Después de esta primera parte venida a menos, las Variaciones Enigma debían ser aún más espectaculares si Gardner no quería hacer de su estreno con la London Philharmonic Orchestra un completo fracaso.

Edward Gardner
© Rafa Martín | Ibermúsica

Titubeó en el comienzo. Se decantó por una presentación del tema clásica, austera se podría decir. En las dos primeras variaciones la orquesta sonó emborronada, inconexa. Todo cambiaría, por suerte, en la cuarta variación. Aquí sí, empezamos a escuchar un sonido de orquesta y no un conjunto de secciones. Tanto este movimiento como el Troyte fueron eléctricos, precisos, potentes. Se empezaba a cargar de tensión el auditorio con una dirección clara: llegar al Nimrod. Bravo por Gardner por crear esta suerte de gran fraseo con una obra que un director novel pudiera estar tentado de seccionar. No fue el caso de Gardner, no con Elgar. Durante ocho variaciones acumuló una tensión que se desató al comenzar esa armonía que detiene el tiempo en la novena variación y, mientras sumerge al oyente en una suerte de limbo temporal, va fraguando un tutti que hace despertar al público en un mar de emoción y romanticismo sobre el que, esta vez sí, Gardner demostró tener todo el control.

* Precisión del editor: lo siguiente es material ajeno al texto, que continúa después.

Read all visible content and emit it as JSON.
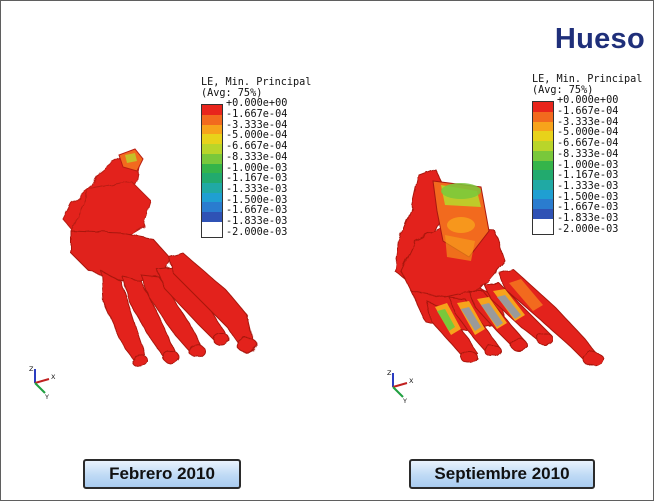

¡Se había logrado la redención! El resto de movimientos fue excelente, los graves por fin sonaron con presencia en la duodécima variación con un emocional violonchelo solista, la ejecución de las dinámicas fue absolutamente precisa en la Romanza y el Finale estuvo marcato y con unas maderas compactas y con un buen sonido de sección.

¡Ah! ¡Qué oportuno resultó que Edward Elgar hubiera nacido inglés!